OLYMPIA — Steve Hobbs is used to taking his lumps in the political arena and on the campaign trail.
But the centrist Democratic state senator from Lake Stevens still found the flurry of jabs getting thrown at him by Senate Republicans ahead of the Aug. 7 primary a bit unsettling.
Especially considering GOP senators dreamed up or drafted most of the policies he’s getting slammed for supporting.
“They feel they have to go after me and it’s unfortunate,” Hobbs said. “It’s a desperate move on their part.”
Early Wednesday, the 30-second ad started airing on CNN, ESPN and other cable channels. It is slated to run hundreds of times over the next two weeks, according to contracts posted on the Federal Communication Commission website.
Coupled with mail pieces and digital ads, Senate Republicans have funneled nearly $70,000 through Washington Forward, an independent political committee, to batter Hobbs. The hope is to better the chances of their candidate, Doug Roulstone, of Snohomish, in November. (This presumes Roulstone beats the other candidate in the primary, Libertarian Jeremy Fitch, of Everett.)
Hobbs is targeted for a simple reason. Republicans hold 24 seats in the Senate and need one more to reach a majority. The GPS for the party’s political strategy shows one of the best routes to this destination runs through the 44th Legislative District in Snohomish County.
It is a district where voters routinely choose Democrats and Republicans to represent them in the Legislature. A Republican, Dave Schmidt, held the Senate seat until Hobbs beat him in 2006.
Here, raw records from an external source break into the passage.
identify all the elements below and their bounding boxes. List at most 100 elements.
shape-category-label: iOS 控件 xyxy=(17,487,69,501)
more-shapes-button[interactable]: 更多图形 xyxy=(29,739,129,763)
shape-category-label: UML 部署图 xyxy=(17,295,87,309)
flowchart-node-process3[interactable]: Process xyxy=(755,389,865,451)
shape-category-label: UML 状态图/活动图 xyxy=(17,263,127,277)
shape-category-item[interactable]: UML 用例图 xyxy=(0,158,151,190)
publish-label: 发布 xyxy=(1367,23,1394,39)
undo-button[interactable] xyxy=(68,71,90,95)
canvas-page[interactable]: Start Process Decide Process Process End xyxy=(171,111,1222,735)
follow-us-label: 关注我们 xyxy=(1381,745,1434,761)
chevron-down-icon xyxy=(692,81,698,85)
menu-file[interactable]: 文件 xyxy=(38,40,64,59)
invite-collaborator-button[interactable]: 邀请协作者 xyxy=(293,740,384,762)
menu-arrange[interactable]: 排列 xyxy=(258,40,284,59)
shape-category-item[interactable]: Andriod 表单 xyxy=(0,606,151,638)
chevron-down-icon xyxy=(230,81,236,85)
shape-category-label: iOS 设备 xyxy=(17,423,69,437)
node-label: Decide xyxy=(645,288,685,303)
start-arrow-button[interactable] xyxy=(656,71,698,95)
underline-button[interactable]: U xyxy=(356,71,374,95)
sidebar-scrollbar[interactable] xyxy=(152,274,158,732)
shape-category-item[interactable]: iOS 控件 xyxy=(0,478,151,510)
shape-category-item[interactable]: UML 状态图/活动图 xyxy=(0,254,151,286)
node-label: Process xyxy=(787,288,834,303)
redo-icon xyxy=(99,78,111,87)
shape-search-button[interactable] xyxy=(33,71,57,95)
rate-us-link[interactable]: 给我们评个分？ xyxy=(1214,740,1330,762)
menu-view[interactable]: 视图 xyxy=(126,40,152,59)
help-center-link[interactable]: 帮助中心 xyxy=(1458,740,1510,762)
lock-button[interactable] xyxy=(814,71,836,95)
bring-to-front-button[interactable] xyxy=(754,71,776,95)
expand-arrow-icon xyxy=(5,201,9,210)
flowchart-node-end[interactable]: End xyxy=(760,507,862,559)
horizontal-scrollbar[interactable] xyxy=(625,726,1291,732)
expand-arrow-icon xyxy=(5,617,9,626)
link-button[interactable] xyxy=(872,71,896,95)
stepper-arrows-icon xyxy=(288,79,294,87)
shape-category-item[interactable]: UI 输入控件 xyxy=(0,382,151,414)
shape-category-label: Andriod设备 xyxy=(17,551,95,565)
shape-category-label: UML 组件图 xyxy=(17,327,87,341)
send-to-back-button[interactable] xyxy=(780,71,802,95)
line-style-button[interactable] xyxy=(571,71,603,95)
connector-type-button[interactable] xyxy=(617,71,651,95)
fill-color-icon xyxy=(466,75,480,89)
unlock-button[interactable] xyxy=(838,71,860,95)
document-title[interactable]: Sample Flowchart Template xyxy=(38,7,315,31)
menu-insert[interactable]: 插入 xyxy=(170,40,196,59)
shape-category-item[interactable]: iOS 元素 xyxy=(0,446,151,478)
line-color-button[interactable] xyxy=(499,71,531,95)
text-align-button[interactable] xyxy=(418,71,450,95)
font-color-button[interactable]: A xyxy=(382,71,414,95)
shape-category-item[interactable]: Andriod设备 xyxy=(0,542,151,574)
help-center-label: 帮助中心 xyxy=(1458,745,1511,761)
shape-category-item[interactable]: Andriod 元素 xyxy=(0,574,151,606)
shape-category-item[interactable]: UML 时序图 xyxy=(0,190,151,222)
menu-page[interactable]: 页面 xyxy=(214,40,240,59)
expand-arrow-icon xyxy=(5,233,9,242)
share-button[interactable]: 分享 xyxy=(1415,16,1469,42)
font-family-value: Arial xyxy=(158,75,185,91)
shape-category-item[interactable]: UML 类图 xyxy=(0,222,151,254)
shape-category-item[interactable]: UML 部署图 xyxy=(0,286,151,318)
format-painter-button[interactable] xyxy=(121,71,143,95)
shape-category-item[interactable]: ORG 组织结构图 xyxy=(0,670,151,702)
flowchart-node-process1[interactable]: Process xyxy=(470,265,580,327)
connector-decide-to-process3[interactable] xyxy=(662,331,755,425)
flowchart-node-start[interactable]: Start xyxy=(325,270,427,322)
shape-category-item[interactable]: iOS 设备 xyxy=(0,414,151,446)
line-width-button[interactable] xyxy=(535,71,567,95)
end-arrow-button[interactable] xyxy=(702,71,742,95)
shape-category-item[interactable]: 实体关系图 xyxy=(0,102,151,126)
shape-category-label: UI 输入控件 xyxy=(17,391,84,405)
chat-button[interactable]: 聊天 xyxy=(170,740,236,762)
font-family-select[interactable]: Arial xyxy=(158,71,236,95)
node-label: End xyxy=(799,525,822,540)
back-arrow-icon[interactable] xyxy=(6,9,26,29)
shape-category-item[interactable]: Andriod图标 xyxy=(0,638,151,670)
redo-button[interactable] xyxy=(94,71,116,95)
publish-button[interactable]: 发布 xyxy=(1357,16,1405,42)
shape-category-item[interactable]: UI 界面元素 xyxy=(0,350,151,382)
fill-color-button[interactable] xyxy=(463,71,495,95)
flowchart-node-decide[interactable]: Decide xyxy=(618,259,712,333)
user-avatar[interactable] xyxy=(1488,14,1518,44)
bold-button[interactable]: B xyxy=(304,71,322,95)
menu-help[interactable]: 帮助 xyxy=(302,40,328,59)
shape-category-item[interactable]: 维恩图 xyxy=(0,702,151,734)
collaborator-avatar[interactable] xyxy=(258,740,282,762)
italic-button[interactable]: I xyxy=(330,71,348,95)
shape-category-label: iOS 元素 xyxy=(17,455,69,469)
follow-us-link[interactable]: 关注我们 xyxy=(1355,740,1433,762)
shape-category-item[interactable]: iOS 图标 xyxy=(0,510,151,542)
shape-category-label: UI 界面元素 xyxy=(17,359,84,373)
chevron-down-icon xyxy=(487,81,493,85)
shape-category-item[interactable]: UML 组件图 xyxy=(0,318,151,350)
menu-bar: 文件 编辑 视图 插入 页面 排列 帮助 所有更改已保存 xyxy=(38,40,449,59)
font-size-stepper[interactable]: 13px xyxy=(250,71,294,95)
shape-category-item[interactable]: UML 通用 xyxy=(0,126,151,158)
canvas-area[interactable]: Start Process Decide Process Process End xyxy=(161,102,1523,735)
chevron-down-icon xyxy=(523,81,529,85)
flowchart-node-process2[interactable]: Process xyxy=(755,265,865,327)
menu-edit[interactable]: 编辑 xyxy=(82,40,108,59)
“We feel that Steve Hobbs has rented a Republican seat for too long,” said Justin Matheson, the political director for the Senate Republican Campaign Committee. “It’s probably the most conservative seat the Democrats still hold that we don’t have.”
Hobbs, who travels in the political left lane on social and civil rights issues and the right lane on fiscal policy and government reform, has been a pretty good Democrat tenant — by Republican standards — though the 30-second commercial paints a different picture.
He is criticized for voting to raise the gas tax in 2015 and statewide property tax in 2017 and, earlier this year, supporting a bill to make some but not all lawmakers’ records public.
What the ad leaves out is the critical role Republican senators played in all three of those matters.
A GOP senator drafted the gas tax legislation that is now financing billions of dollars of transportation improvements.
Another Republican senator first proposed the property tax increase, which is enabling the state to better fund public schools as demanded in the McCleary case. In fact, Republican senators used their then-majority in 2017 to repel every alternative put forth by Democratic lawmakers and Democratic Gov. Jay Inslee. Only in 2018 — with the state rolling in dough from the booming economy and the GOP back in the minority — did Republican senators clamor for tax relief.
And finally Senate Minority Leader Mark Schoesler, R-Ritzville, co-sponsored the aforementioned public records legislation that Inslee wound up vetoing after an outcry from residents and media.
Schoesler’s role also entails raising money and electing Republicans. He steers The Leadership Council, the source of money behind the attack ads. Thus, the GOP leader is in the position of blasting Hobbs for supporting one of his ideas.
Hobbs is counterpunching with $50,000 worth of commercials on cable channels, 2,051 spots in all. They focus on his record, not the Republican jabs, he said.
He figures if he can eclipse 50 percent by a comfortable margin, it might cause the Senate Republican caucus to ponder other routes to the majority.
Hobbs would still take his lumps but the jabs might lack the same punch.